Curitiba - As promotorias de Meio Ambiente têm agora um novo trunfo para exigir dos municípios adequações na gestão dos resíduos sólidos: a lei federal nº 11.445/07, sancionada em janeiro, que estabelece diretrizes nacionais para o saneamento básico. A exigência de projetos de reciclagem e destinação final do lixo, prevista na legislação, foi discutida ontem em reunião do Ministério Público (MP) estadual com representantes dos 27 municípios da Região Metropolitana de Curitiba.
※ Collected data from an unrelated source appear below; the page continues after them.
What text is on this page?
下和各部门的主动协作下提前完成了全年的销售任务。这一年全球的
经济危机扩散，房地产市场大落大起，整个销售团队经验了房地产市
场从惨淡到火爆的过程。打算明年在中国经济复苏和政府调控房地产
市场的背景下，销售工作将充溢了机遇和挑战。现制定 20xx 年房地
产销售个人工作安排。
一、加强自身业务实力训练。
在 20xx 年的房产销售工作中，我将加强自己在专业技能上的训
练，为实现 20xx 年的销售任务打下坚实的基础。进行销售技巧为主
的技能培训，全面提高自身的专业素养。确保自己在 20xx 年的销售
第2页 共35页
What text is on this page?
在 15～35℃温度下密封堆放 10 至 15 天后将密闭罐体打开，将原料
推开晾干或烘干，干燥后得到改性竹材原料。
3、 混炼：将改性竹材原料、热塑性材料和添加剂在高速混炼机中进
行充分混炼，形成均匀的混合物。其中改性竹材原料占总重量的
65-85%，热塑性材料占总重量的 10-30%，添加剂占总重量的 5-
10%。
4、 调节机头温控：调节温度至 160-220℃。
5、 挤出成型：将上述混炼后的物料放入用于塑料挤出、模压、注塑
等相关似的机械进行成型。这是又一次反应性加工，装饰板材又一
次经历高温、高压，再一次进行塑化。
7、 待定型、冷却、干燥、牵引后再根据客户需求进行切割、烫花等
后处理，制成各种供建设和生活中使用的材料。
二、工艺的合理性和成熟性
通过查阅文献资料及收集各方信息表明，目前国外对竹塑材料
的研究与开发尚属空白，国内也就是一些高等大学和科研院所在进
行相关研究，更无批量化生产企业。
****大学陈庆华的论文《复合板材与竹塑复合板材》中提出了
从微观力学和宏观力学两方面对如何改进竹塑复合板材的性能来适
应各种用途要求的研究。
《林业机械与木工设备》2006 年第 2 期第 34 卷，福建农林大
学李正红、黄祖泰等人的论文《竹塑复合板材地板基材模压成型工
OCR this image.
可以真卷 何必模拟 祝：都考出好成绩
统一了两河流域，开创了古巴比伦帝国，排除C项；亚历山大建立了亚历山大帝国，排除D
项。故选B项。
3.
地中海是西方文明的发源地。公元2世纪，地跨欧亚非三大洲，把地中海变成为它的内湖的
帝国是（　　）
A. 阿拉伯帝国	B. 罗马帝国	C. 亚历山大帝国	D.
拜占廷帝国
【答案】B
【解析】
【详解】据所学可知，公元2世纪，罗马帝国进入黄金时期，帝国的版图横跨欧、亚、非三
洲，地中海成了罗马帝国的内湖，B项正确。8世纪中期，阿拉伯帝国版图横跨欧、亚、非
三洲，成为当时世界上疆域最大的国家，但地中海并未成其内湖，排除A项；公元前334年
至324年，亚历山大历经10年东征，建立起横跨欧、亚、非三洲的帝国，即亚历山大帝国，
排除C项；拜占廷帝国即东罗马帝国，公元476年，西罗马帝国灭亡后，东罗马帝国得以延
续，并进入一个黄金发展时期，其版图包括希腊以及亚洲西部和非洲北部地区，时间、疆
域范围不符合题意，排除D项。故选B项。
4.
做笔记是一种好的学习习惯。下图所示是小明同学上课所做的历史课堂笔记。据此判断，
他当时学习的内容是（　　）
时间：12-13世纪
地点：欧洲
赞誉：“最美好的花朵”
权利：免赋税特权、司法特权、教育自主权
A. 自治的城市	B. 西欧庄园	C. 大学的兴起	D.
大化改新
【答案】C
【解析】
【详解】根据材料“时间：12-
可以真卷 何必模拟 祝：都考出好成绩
O coordenador do Centro de Apoio Operacional das Promotorias de Justiça do Meio Ambiente, Saint-Clair Honorato Santos, alertou que o não cumprimento à legislação pode gerar ações civis públicas por improbidade administrativa contra os gestores. Para o procurador, a lei veio dar aval à cobrança que o MP vem fazendo junto às prefeituras do Paraná com o propósito de reduzir o volume de resíduos nos aterros sanitários e garantir gerenciamento adequado.
O encontro de ontem serviu também para uma prestação de contas sobre como os municípios da Região Metropolitana de Curitiba estão tratando a questão do lixo, em especial os 14 que se utilizam do aterro sanitário Caximba, na Capital, para fazer a destinação final. A proposta era de que houvesse uma redução de 80% no volume de resíduos, a partir de processos de reciclagem e compostagem. No entanto, o monitoramento do que é destinado para o Caximba não tem sido efetivo, pois, segundo Santos, os municípios, com exceção de Campo Magro, não estão cumprindo o acordo de enviar, diariamente, um relatório para o MP.
O secretário de Agricultura e Meio Ambiente de Campo Magro, Cláudio Renato Wojcikiewicz, disse que o município avançou bastante na questão da coleta seletiva para evitar o envio de materiais recicláveis para o aterro da Caximba. Diariamente, são coletadas 65 toneladas de resíduos, que são encaminhadas para a usina de reciclagem da Fundação de Ação Social (FAS) - órgão vinculado à Prefeitura de Curitiba - no próprio município. Falta avançar no projeto de compostagem do lixo orgânico, o que reduziria pela metade o volume desse tipo de resíduo.
Campo Magro deve buscar solução conjunta com outros municípios para criar uma planta de compostagem, pois o município tem restrições ambientais por ser área de manancial de abastecimento.
O superintendente de Controle Ambiental da Secretaria de Meio Ambiente de Curitiba, Mário Sérgio Rasera, lembrou que a câmara técnica do Consórcio Intermunicipal de Gerenciamento de Resíduos Sólidos - reativado no ano passado - estuda alternativas para a destinação dos resíduos da Grande Curitiba, pois o Caximba só poderá ser usado por mais dois anos. Ele defendeu a compostagem como uma das soluções mais viáveis, mas ponderou que ainda é preciso avaliar a eficiência desse processo sob os aspectos ambiental e econômico.
Bocaiúva do Sul é o único município que dispõe de projeto de compostagem. A prefeita Lindiara Berti (PDT) disse que a estrutura para iniciar o reaproveitamento dos resíduos orgânicos já existe.